We address a challenge of active flow control: the optimization of many actuation parameters guaranteeing fast convergence and avoiding suboptimal local minima. This challenge is addressed by a new optimizer, called explorative gradient method (EGM). EGM alternatively performs one exploitive downhill simplex step and an explorative Latin hypercube sampling iteration.
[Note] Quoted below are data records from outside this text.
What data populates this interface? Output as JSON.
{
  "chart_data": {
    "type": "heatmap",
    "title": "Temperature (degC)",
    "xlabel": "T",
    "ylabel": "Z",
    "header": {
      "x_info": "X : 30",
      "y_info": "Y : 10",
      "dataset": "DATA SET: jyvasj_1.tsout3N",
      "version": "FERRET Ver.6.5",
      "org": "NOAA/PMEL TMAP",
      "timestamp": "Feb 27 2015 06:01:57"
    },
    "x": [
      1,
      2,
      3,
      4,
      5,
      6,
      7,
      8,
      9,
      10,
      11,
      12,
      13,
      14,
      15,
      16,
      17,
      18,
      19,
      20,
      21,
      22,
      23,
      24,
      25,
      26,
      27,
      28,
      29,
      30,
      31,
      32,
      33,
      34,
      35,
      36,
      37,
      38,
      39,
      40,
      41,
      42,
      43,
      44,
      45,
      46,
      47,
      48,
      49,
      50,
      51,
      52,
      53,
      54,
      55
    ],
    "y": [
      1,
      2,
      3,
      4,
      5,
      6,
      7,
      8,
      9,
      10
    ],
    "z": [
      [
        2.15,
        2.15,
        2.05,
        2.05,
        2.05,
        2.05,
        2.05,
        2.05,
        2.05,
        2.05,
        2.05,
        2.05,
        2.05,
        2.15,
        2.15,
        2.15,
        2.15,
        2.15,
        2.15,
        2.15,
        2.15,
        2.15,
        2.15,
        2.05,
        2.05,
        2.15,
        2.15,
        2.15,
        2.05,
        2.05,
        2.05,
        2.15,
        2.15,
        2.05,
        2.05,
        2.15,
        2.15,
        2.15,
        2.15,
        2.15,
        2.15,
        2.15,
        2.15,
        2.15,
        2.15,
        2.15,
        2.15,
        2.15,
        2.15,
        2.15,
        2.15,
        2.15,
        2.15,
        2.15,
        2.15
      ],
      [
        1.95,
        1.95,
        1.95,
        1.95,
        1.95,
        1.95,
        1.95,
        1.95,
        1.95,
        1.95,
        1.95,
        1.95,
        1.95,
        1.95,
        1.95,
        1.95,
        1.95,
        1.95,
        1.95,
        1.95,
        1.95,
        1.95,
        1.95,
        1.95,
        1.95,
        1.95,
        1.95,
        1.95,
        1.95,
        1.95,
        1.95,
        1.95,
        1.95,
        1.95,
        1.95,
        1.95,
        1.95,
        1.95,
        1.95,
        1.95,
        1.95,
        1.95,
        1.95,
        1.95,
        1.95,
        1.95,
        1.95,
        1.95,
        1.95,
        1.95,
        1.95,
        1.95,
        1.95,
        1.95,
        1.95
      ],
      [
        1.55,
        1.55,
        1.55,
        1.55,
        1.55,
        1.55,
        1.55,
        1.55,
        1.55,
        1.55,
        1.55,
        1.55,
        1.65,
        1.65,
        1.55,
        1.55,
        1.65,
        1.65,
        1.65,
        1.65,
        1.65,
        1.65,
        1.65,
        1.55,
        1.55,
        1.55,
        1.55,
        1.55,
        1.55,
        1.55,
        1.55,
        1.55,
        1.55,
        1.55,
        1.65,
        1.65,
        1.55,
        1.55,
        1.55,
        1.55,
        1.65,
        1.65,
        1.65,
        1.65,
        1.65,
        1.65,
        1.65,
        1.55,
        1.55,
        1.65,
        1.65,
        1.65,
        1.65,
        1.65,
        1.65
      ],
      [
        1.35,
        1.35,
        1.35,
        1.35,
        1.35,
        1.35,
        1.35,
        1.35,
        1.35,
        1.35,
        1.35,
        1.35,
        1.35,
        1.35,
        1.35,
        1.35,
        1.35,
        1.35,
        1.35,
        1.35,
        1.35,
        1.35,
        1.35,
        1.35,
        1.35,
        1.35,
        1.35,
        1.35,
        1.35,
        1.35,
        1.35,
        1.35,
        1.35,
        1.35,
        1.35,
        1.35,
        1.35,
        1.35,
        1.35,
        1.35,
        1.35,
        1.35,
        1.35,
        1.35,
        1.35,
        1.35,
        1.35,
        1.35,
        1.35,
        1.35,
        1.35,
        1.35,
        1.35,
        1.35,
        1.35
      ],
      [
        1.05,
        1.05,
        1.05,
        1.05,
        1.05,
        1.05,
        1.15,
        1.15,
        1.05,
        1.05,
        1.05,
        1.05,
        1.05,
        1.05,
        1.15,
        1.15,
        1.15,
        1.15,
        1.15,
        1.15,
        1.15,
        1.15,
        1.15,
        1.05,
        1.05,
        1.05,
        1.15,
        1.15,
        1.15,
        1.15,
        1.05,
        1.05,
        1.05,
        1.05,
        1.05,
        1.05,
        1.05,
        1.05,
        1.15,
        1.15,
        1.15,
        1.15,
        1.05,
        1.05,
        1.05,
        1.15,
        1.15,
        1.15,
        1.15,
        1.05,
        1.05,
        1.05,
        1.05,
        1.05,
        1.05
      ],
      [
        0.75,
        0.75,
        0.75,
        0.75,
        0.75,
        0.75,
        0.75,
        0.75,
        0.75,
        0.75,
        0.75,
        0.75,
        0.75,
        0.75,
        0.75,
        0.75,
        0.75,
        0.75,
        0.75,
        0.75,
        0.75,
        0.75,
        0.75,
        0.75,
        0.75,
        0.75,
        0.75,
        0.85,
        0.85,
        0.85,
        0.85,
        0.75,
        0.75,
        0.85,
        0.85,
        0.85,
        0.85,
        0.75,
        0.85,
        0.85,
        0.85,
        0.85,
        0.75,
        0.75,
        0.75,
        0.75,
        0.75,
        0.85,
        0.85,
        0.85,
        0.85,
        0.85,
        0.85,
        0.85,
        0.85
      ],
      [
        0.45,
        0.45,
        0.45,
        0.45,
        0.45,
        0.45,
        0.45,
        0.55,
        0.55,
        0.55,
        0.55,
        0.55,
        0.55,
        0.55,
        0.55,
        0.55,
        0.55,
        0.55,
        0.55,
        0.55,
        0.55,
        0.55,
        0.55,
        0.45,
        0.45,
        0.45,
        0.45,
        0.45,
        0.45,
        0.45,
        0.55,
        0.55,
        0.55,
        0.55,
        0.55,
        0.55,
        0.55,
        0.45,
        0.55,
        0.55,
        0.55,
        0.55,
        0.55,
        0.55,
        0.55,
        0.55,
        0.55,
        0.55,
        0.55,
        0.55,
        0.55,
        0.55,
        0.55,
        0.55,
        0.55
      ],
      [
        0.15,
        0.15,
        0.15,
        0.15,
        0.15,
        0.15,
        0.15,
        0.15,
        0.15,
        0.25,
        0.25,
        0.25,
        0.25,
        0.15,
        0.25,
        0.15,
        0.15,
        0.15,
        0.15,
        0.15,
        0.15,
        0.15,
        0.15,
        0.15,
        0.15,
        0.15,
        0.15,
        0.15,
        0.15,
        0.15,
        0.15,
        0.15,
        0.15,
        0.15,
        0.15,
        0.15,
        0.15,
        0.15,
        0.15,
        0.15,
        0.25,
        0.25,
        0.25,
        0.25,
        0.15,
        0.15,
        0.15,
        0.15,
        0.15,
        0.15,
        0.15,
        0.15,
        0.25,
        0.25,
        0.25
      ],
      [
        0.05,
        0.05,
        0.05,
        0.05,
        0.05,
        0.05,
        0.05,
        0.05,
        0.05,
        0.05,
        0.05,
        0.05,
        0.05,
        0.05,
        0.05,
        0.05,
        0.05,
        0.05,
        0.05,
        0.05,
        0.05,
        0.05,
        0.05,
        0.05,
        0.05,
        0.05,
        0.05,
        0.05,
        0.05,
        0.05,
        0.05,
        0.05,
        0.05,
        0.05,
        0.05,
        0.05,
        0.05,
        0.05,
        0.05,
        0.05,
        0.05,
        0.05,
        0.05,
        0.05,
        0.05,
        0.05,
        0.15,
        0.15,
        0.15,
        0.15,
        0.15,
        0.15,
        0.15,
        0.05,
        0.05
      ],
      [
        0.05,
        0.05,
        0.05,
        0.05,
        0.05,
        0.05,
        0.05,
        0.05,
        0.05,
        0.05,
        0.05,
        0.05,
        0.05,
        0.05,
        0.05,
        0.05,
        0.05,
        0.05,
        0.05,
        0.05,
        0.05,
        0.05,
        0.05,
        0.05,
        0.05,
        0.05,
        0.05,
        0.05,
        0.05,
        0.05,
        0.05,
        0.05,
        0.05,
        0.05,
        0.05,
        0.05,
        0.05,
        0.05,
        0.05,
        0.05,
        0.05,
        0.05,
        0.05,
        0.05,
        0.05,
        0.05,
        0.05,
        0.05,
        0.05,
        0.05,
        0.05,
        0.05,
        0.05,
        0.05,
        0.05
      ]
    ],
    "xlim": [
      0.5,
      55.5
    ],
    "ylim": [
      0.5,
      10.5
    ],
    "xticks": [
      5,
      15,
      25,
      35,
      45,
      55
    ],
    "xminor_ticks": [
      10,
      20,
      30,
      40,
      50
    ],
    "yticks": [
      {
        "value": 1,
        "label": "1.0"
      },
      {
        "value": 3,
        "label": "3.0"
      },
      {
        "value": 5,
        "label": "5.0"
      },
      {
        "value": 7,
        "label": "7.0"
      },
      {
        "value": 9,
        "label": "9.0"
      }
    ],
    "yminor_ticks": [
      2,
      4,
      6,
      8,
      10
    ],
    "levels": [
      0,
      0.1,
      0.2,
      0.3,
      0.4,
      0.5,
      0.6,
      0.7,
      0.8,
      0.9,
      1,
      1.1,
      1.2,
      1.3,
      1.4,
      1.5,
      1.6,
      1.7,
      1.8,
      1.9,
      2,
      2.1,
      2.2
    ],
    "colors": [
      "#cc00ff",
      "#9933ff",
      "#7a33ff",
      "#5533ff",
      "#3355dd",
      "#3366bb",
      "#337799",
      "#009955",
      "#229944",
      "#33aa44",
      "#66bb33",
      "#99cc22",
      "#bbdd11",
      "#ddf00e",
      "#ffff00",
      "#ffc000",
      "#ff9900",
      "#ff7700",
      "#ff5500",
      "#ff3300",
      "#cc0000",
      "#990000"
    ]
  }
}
Thus, the convergence rate of a gradient based method is guaranteed while, at the same time, better minima are explored. For an analytical multi-modal test function, EGM is shown to significantly outperform the downhill simplex method, the random restart variant, Latin hypercube sampling, Monte Carlo iterations and the genetic algorithm. EGM is applied to minimize the net drag power of the two-dimensional fluidic pinball benchmark with three cylinder rotations as actuation parameters. The net drag power is reduced by 40\% employing direct numerical simulations at a Reynolds number of 100 based on the cylinder diameter. This optimal actuation leads to 98\% drag reduction employing Coanda forcing for boat tailing and partial stabilization of vortex shedding. The price is an actuation energy corresponding to 58\% of the unforced parasitic drag power. EGM is also used to minimize drag of the 35 slanted Ahmed body employing distributed steady blowing with 10 inputs. 17\% drag reduction are achieved using Reynolds-Averaged Navier-Stokes simulations (RANS) at the Reynolds number ReH=1.9 × 105 based on the height of the Ahmed body. The optimal actuation emulates boat tailing by inward-directed blowing with velocities which are comparable to the oncoming velocity. We expect that EGM will be employed as efficient optimizer in many future active flow control plants.